Combination Sum

Given a set of candidate numbers (C) and a target number (T), find all unique combinations in C where the candidate numbers sums to T.

The same repeated number may be chosen from C unlimited number of times.

Note: All numbers (including target) will be positive integers. The solution set must not contain duplicate combinations. For example, given candidate set [2, 3, 6, 7] and target 7, A solution set is:

[
  [7],
  [2, 2, 3]
]

class Solution {
public:
    vector<vector<int>> combinationSum(vector<int>& candidates, int target) {
        //sort(candidates.begin(), candidates.end());
        vector<int> sol;
        vector<vector<int>> res;

        dfs(candidates, target, 0, sol, res);
        return res;

    }
private:
    void dfs(vector<int> &arr, int target, int level,vector<int> &sum, vector<vector<int>>& ret){
        if(target == 0){
            ret.push_back(sum);
            return;
        }

        for(int i = level; i< arr.size(); i++){
            if(arr[i] <= target){
                sum.push_back(arr[i]);
                dfs(arr, target - arr[i], i, sum, ret);
                sum.pop_back();
            }
        }
    }
};

40.Combination Sum II

Given a collection of candidate numbers (C) and a target number (T), find all unique combinations in C where the candidate numbers sums to T.

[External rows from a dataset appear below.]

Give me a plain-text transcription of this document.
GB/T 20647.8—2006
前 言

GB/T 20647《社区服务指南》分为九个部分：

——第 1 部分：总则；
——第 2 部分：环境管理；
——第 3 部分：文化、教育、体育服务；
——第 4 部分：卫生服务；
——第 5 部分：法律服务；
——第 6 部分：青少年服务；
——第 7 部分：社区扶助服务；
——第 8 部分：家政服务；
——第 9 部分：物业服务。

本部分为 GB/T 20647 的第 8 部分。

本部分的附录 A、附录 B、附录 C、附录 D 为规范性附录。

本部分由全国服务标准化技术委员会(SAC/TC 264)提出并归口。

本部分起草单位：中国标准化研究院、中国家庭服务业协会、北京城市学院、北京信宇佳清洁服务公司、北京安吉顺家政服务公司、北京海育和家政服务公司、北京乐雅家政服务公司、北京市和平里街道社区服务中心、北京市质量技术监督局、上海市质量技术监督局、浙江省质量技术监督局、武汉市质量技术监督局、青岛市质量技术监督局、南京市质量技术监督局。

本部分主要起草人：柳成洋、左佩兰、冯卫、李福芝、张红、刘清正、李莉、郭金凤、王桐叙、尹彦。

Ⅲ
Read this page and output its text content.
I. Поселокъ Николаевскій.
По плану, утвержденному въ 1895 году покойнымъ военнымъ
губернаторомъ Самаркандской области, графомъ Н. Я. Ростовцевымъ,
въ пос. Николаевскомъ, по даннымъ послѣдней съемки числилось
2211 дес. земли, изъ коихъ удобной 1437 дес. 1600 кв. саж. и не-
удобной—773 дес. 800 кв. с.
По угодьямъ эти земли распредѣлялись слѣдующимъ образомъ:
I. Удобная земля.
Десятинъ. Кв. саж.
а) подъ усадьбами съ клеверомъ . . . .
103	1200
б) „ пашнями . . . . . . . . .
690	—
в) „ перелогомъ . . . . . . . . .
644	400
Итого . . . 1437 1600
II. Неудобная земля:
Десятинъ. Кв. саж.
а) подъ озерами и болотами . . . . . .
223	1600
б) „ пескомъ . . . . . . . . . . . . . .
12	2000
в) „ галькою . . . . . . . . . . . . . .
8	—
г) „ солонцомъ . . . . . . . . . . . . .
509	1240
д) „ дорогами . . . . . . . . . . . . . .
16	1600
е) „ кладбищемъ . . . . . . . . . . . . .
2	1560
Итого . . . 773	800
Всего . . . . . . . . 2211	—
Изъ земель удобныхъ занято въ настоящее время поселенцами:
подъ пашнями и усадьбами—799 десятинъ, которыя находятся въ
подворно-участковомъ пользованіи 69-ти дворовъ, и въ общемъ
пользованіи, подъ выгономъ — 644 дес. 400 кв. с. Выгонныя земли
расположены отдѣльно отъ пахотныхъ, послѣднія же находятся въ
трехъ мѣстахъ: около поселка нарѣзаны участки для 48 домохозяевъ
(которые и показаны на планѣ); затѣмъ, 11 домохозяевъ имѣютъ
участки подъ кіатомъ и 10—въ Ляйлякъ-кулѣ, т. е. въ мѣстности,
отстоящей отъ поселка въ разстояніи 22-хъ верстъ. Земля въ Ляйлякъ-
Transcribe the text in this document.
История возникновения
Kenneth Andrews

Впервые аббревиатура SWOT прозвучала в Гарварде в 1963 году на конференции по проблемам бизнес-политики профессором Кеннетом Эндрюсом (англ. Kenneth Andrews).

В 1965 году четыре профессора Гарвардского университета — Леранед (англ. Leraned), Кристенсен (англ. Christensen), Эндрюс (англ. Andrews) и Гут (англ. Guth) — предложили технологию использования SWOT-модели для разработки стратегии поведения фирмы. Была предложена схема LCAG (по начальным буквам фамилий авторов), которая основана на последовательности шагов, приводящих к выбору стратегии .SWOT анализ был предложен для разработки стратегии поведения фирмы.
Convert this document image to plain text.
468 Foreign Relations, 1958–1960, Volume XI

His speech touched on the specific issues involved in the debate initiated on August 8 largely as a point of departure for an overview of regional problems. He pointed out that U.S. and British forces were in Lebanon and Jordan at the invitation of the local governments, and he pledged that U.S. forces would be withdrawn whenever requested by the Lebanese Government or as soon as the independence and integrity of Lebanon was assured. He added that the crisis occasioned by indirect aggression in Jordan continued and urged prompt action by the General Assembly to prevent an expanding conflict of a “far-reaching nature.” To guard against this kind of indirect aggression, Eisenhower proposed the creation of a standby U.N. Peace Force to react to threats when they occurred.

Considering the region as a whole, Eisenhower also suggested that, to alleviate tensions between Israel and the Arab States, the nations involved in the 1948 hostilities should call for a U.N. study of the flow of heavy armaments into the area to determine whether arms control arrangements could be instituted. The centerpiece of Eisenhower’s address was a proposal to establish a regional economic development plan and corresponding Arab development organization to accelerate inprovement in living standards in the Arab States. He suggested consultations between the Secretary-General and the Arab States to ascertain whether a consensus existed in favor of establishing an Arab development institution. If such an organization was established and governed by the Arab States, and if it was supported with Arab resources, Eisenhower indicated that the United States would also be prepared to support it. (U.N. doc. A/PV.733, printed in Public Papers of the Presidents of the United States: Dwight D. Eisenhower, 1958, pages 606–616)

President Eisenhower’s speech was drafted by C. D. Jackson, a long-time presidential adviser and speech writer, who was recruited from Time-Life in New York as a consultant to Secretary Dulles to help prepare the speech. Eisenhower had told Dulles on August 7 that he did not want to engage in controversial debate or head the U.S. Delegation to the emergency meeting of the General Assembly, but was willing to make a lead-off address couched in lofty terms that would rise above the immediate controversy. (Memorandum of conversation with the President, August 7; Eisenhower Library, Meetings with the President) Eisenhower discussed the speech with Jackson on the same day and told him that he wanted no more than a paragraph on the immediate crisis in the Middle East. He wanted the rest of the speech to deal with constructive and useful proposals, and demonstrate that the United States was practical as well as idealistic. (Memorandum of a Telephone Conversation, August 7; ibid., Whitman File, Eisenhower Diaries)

Each number in C may only be used once in the combination.

Note: All numbers (including target) will be positive integers. The solution set must not contain duplicate combinations. For example, given candidate set [10, 1, 2, 7, 6, 1, 5] and target 8, A solution set is:

[
  [1, 7],
  [1, 2, 5],
  [2, 6],
  [1, 1, 6]
]

注意这道题目与上面的区别是给出的数据集合可能有重复的值

class Solution {
public:
    vector<vector<int>> combinationSum2(vector<int>& candidates, int target) {
        sort(candidates.begin(), candidates.end());
        vector<vector<int>> res;
        vector<int> sum;

        dfs(candidates, target, 0, sum, res);
        sort(res.begin(), res.end());
        auto it = unique(res.begin(), res.end());
        res.erase(it, res.end());
        return res;
    }
private:
    void dfs(vector<int> &arr, int left, int level, vector<int>& sol, vector<vector<int>> &ret){
        if(left == 0){
            sort(sol.begin(), sol.end());
            ret.push_back(sol);
            return;
        }

        for(int i = level; i < arr.size(); i++){
            if(left >= arr[i]){
                sol.push_back(arr[i]);
                dfs(arr, left - arr[i], i + 1, sol, ret);
                sol.pop_back();
            }
        }
    }
};